Hoskinson also mentioned new innovations like lattice fold plus—a compact “folding scheme” from researchers Dan Boneh and Binyu Chen—that could offer powerful cryptographic proof tools for this future proof chain.
3. Full Integration
Finally, once the new proof chain matures and post-quantum schemes become more efficient (and gain hardware support), Cardano can merge these elements into the main chain. “Then the third phase is eventual integration […] as the PQSS schemes get more advanced plus we develop a post-quantum VRF […] we can put that into the chain and merge the meta chain and the main chain together.”

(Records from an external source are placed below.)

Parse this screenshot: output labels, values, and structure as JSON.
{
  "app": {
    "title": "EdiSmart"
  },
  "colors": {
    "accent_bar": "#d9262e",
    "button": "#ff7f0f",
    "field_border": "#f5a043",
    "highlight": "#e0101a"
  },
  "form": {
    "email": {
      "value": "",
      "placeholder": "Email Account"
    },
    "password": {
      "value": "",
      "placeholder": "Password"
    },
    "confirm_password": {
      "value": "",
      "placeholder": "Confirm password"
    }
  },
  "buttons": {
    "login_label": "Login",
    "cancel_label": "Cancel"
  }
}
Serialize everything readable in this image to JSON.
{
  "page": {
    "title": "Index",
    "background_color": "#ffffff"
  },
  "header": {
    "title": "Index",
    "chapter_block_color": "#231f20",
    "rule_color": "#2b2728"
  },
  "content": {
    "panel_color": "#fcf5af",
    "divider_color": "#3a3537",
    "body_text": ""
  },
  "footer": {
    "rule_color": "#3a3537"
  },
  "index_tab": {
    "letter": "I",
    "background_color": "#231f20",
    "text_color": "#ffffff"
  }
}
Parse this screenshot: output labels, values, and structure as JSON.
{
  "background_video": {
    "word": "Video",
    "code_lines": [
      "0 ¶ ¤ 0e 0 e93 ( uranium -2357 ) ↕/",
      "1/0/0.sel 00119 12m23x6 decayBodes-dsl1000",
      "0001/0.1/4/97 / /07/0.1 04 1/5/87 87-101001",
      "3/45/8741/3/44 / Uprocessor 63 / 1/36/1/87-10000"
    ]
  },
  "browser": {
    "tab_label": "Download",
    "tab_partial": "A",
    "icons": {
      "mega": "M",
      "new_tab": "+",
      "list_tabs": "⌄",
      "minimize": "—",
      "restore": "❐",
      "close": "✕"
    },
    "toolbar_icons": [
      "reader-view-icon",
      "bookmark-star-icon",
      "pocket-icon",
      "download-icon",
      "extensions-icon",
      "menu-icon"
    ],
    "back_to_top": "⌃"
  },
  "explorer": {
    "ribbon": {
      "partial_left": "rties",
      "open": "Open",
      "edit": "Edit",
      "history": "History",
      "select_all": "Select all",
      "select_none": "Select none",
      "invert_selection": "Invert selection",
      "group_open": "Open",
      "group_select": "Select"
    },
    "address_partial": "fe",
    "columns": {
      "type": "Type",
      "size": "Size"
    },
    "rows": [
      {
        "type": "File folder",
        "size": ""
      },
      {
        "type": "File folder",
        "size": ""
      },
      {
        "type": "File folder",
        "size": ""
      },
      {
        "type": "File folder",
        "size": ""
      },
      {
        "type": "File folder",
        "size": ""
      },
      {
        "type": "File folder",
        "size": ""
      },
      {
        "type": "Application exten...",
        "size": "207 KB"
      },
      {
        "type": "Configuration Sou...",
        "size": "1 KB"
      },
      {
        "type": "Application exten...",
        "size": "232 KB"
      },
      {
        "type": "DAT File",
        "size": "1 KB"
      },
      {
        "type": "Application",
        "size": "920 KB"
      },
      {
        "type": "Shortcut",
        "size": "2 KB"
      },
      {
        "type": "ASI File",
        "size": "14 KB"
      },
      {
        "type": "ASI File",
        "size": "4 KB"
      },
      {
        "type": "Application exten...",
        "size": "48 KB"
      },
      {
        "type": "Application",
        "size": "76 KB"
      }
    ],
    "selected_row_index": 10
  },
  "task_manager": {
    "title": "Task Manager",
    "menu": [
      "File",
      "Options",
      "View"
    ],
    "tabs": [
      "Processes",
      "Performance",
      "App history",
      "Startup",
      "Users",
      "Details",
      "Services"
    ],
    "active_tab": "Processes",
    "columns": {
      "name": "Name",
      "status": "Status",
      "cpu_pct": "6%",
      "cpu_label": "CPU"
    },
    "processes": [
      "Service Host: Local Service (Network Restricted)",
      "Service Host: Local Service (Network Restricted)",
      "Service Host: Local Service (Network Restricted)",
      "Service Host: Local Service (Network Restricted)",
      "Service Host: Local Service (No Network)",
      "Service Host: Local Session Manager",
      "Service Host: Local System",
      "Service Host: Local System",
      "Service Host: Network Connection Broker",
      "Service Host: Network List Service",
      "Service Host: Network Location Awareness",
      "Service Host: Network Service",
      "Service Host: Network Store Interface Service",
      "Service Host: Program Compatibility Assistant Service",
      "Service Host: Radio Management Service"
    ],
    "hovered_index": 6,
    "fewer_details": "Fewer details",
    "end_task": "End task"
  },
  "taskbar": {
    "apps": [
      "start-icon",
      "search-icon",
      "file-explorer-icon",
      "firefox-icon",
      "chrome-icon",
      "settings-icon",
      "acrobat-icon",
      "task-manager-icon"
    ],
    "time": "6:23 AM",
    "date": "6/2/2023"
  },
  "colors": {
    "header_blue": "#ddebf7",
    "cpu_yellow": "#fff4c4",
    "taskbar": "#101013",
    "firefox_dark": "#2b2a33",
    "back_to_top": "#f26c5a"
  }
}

This last phase would require substantial redesign of Cardano’s core protocols, possibly reconsidering the extended UTXO model and incorporating new authenticated data structures or ledger architectures.
Hoskinson cautioned that post-quantum algorithms are typically 5–10 times slower and yield larger signatures than their classical elliptic curve counterparts. However, he expressed optimism that hardware manufacturers—prompted by NIST’s finalized standards—will incorporate specialized circuitry to speed up these new cryptographic techniques.
“We had to wait for NIST to say, ‘Yo dawg, we have standards now,’ […] because now that they’re here, hardware manufacturers will start building custom capabilities to speed [post-quantum signature schemes] up,” Hoskinson remarked.
He also clarified that no algorithm remains secure forever in the face of continuous advances in computing. This dynamic “cat and mouse” reality is common in cryptography: “Quantum computers are just another bomb, and the Enigma machine is the classical crypto […] It’s an eternal journey and they’re never going to stop.”
According to Hoskinson, the timeframe for Cardano’s transition will likely span several years:
- 2025–2026: Establish a formal research agenda and define Cardano’s quantum security model.
- Mid-Term (2–3 years): Build out a post-quantum proof chain (e.g., via Mithril) to audit and checkpoint the main chain.
- Long-Term (3+ years): Merge the two chains, adopt post-quantum VRFs and signature schemes throughout, and possibly revamp the ledger model.
Concluding his remarks, Hoskinson emphasized the need for collaboration both within and beyond the Cardano ecosystem. He expects discussions to take place at Intersect (the Cardano governance entity), the Technical Steering Committee (TSC), and with leading cryptographers at institutions like Stanford, Carnegie Mellon, and the University of Edinburgh.
“Cardano is not caught with its pants down […] We have some of the best cryptographers in the world working at IO […] It’s a fundamental thing, and every protocol has to be systematically checked,” the Cardano founder concluded.
At press time, ADA traded at $0.797.